Diese Veränderung im Meinungsbild lässt sich auch bei der Frage nach der Effektivität der Maßnahmen beobachten (siehe Abbildung 2). Während bereits seit August 2020 ein starker Rückgang in der wahrgenommenen Effektivität der Regierungsmaßnahmen beobachtet werden konnte, kam es auch hier im Jänner 2021 zu einem neuen Tiefststand. Lediglich 18,4% der Befragten bewerten die Regierungsmaßnahme im Jänner 2021 noch als eher oder sehr effektiv. Umgekehrt bezeichneten 39,2% die Maßnahmen als überhaupt nicht bzw. eher nicht effektiv. 42,5 % der Befragten schätzen die Maßnahmen als teilweise effektiv ein. Angesichts der Verlängerung des Lockdowns sowie der Verschärfung der Maßnahmen scheint diese kritische Bewertung wenig überraschend: die bisherigen Maßnahmen haben für die Rückkehr zur „Normalität“ nicht ausgereicht. Die Effektivität der Maßnahmen wird dadurch zunehmend in Frage gestellt.
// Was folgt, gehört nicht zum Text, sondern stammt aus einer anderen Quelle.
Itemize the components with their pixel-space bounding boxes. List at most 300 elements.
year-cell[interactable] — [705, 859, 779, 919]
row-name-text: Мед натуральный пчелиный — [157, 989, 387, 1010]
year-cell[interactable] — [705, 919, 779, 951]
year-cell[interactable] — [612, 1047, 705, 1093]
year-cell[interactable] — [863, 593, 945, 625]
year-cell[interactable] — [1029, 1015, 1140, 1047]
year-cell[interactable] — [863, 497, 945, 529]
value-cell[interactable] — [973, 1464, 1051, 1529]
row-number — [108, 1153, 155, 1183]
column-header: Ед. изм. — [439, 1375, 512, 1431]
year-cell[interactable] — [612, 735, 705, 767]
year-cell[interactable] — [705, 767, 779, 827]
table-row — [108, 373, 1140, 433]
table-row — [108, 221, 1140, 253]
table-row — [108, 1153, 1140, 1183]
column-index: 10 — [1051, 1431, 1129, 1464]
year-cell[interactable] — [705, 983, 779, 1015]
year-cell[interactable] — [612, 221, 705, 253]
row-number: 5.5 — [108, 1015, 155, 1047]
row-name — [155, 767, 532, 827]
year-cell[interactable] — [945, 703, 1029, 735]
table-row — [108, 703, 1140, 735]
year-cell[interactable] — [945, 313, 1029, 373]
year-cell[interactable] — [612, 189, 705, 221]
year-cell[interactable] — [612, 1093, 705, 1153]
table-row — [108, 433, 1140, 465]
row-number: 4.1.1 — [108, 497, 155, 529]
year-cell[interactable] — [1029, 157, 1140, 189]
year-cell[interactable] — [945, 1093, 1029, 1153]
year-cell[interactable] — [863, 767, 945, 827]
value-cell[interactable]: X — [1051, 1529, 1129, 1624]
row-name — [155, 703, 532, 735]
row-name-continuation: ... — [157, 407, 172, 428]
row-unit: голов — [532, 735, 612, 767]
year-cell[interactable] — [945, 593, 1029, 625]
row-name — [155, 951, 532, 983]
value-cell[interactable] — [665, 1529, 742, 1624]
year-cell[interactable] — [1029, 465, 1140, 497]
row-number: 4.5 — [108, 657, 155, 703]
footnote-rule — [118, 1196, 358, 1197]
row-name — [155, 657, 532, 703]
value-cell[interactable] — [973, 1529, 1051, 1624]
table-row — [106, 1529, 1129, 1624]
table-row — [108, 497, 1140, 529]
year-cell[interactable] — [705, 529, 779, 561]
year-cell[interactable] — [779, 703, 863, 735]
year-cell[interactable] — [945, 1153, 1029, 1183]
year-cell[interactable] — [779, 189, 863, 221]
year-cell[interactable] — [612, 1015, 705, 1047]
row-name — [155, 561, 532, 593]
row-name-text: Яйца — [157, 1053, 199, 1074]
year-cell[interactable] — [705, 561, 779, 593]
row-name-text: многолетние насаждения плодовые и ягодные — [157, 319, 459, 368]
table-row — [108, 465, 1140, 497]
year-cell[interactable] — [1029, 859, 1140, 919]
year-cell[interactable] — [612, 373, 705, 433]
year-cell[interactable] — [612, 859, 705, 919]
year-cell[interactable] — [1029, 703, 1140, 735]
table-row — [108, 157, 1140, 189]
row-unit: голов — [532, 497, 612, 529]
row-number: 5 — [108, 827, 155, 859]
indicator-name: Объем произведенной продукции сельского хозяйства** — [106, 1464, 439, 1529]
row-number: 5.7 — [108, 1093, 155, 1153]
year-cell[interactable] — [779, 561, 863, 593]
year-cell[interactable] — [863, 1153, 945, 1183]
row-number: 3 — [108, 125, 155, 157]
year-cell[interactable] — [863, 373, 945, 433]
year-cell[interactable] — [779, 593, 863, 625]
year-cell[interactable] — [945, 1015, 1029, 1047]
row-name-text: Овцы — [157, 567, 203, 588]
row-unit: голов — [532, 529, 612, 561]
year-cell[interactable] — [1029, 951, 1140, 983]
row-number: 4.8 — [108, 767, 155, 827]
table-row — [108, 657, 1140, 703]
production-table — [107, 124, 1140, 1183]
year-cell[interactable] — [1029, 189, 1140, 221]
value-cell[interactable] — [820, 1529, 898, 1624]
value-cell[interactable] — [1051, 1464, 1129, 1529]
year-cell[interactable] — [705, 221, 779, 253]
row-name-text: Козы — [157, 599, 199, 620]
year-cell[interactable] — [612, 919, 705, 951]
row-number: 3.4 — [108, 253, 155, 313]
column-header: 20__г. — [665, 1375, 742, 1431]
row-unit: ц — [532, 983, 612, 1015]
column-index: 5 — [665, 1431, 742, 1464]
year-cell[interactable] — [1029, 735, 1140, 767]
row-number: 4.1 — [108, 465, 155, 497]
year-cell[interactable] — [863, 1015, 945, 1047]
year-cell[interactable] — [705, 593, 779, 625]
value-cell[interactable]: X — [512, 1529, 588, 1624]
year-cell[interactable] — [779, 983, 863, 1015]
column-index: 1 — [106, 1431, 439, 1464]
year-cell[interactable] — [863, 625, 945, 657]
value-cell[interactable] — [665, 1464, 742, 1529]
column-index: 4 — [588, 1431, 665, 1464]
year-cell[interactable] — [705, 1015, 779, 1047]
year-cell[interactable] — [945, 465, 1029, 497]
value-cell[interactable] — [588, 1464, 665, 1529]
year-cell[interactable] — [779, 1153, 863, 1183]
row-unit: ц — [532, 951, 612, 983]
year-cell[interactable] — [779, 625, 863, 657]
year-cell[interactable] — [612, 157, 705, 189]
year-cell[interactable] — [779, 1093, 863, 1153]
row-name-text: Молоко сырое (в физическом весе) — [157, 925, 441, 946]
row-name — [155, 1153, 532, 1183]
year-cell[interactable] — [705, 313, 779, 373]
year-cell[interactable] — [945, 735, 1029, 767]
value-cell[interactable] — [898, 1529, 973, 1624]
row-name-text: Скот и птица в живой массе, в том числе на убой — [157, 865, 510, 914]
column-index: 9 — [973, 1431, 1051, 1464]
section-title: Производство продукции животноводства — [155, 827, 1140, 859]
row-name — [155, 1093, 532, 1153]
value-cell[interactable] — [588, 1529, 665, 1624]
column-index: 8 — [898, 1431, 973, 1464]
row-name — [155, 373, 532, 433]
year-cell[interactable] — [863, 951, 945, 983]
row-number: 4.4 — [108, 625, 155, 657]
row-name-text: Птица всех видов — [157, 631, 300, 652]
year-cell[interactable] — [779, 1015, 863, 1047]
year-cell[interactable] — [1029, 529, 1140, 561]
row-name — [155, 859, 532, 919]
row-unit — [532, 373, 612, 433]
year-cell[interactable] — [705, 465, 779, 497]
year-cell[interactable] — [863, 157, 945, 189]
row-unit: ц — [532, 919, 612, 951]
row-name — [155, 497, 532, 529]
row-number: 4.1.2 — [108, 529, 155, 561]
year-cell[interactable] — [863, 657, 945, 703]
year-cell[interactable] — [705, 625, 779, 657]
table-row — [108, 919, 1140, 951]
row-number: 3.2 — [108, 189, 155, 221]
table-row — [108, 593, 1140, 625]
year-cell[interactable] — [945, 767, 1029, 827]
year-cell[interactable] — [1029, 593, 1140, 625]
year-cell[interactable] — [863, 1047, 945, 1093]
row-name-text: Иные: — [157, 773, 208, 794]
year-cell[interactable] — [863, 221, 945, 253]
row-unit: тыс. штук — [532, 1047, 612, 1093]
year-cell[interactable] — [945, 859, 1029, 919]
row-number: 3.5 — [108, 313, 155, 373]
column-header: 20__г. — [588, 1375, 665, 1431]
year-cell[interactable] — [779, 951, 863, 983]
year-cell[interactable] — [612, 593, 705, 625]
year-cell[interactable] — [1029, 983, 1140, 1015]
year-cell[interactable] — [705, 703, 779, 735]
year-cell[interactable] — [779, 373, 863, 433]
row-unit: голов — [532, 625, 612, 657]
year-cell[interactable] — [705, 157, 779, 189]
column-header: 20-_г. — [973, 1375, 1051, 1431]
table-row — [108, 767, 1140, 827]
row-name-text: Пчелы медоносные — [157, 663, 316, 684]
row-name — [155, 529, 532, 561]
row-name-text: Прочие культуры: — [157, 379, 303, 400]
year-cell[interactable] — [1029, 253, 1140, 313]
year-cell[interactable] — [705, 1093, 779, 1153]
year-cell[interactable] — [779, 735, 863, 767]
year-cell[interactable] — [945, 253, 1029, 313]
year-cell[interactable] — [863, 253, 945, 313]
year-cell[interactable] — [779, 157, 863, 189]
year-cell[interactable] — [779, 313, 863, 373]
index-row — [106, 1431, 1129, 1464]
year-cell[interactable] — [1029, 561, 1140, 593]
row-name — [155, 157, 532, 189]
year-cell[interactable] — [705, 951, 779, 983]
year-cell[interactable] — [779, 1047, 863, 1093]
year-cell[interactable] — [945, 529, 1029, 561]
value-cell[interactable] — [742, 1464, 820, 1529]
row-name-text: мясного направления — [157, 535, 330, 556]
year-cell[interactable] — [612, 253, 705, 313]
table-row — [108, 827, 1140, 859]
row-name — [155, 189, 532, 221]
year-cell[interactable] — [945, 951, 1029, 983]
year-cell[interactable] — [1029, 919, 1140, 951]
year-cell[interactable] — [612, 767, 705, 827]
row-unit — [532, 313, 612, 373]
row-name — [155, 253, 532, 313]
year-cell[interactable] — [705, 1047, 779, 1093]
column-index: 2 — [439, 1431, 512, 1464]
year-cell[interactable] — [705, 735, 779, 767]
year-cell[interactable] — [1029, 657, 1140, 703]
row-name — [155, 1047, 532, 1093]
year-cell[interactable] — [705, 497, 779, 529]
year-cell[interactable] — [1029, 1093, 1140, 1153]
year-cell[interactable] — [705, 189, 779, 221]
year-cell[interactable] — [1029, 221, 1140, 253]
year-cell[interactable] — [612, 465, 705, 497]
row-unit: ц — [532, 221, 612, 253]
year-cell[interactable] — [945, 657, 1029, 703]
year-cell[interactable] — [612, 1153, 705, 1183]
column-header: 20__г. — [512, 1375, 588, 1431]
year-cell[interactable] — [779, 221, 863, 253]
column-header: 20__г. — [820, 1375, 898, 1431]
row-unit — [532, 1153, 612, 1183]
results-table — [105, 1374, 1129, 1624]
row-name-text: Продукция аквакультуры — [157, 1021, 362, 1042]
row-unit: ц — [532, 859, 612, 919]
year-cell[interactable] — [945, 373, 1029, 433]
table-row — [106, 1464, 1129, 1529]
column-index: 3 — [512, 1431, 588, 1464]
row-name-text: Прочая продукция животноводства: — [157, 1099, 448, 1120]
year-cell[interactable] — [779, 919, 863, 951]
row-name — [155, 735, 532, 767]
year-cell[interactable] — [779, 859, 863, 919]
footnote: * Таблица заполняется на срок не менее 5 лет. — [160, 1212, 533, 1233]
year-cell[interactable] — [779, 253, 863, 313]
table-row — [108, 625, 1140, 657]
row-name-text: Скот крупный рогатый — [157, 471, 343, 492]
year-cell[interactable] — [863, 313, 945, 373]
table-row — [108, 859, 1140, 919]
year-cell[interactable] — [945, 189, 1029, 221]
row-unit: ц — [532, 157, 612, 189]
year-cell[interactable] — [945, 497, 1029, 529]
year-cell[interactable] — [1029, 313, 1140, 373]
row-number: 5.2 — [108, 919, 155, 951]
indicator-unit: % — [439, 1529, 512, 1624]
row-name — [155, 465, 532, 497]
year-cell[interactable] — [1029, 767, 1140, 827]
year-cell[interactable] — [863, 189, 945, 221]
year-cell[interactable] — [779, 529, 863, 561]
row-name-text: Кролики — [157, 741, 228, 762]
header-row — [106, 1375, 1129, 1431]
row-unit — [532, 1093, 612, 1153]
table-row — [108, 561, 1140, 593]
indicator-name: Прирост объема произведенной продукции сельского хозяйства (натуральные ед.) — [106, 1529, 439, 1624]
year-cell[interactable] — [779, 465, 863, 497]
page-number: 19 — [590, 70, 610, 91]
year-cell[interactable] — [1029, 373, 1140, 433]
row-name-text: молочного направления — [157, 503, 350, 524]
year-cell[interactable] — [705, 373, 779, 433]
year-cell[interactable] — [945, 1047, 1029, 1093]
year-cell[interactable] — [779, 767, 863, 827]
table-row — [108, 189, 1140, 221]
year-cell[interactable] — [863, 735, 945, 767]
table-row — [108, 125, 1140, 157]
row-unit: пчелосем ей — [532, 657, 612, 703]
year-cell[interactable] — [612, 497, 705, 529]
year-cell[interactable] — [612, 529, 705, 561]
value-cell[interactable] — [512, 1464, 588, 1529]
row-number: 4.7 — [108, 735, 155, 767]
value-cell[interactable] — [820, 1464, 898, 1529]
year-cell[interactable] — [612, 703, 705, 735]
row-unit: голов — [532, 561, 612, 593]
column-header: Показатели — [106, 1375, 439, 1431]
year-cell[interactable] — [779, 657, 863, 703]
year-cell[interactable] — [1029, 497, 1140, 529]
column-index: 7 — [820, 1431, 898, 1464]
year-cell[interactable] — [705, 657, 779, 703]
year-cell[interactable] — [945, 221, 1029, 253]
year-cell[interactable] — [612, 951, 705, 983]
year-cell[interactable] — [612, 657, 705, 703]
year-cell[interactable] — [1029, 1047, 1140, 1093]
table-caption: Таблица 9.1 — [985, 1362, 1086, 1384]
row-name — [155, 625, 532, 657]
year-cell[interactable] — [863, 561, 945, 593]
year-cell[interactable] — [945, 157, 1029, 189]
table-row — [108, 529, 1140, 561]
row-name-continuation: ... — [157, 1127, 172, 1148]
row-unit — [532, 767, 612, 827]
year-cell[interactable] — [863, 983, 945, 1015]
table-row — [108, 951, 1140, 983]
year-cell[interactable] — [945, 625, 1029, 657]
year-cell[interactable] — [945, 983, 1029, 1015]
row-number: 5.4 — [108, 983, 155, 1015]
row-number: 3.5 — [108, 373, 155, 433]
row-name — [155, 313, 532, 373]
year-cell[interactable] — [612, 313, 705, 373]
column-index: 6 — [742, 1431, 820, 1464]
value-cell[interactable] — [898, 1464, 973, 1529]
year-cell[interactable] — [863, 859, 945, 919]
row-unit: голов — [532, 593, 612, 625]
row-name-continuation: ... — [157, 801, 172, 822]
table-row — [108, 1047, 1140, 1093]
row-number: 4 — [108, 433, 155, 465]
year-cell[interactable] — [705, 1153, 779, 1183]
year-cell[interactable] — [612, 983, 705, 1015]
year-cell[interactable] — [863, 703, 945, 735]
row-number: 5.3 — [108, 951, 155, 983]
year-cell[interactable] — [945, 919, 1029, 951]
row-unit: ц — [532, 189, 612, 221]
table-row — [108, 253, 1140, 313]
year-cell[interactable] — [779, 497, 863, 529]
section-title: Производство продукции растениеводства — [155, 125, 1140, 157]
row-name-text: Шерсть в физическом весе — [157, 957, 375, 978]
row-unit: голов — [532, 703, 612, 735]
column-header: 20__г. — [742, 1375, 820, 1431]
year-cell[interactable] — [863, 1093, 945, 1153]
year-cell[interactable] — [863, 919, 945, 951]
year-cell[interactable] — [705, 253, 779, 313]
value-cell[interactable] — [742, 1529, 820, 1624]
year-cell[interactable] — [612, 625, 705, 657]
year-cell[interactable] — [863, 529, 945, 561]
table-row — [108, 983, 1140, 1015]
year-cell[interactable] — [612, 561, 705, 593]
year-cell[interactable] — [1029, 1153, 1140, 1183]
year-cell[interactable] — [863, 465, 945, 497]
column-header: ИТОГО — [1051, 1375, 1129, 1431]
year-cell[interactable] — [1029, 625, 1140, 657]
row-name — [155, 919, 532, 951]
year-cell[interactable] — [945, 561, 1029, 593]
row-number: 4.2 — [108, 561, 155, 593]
Abbildung 2: Effektivität der Maßnahmen der Bundesregierung zwischen März 2020 und Jänner 2021 (Daten: ACPP, gewichtet, N= ca. 1500 pro Befragung)

Möglicherweise scheint, hervorgerufen durch die nochmaligen Verlängerungen sowie Verschärfung der Maßnahmen, eine gewisse Pandemiemüdigkeit eingesetzt zu haben, die dazu führt, dass die Befragten die Regierungsmaßnahmen vermehrt in Frage stellen. Die rückläufigen Zahlen bezüglich der Angemessenheit und Effektivität der Regierungsmaßnahmen zur Bekämpfung der Corona-Krise sind durchaus alarmierend, da sie Ausdruck dafür sein können, dass die Unterstützung in der Bevölkerung und ihre Beteiligungsbereitschaft zusehends abnimmt und durch die im Jänner verkündeten Maßnahmen noch weiter gedrückt wurde. Dem gilt es für die weiteren Krisenmonaten mit transparenter Kommunikation entgegenzuwirken.


[1] Das in den Abbildungen dargestellte Datum stellt für jede Welle das Mediandatum der durchgeführten Interviews dar. Im Fall der ACPP-Welle im Jänner kann es somit sein, dass der Effekt der Verkündung der Verlängerung des Lockdowns auf die negative Bewertung der Regierungsmaßnahmen sogar unterschätzt wird. Getrennte Auswertungen der Zeiträume vor und nach dem 17. Jänner unterstützen diese Vermutung. Gleichzeitig gilt es anzumerken, dass bereits vor der offiziellen Verkündigung der Verlängerung der Maßnahmen darüber breit und ausführlich in den Medien kommuniziert wurde.


Sylvia Kritzinger ist Professorin für Methoden in den Sozialwissenschaften am Institut für Staatswissenschaft der Universität Wien, eine der Projektleiter*innen der Austrian National Election Study (AUTNES) und stellvertretende Leiterin des Vienna Center for Electoral Research (VieCER).

Fabian Kalleitner ist wissenschaftlicher Mitarbeiter am Institut für Wirtschaftssoziologie der Universität Wien. Aktuell forscht er zu Themen wie Steuerpräferenzen, Steuerwissen, Wahrnehmungsmechanismen und Arbeitswerte.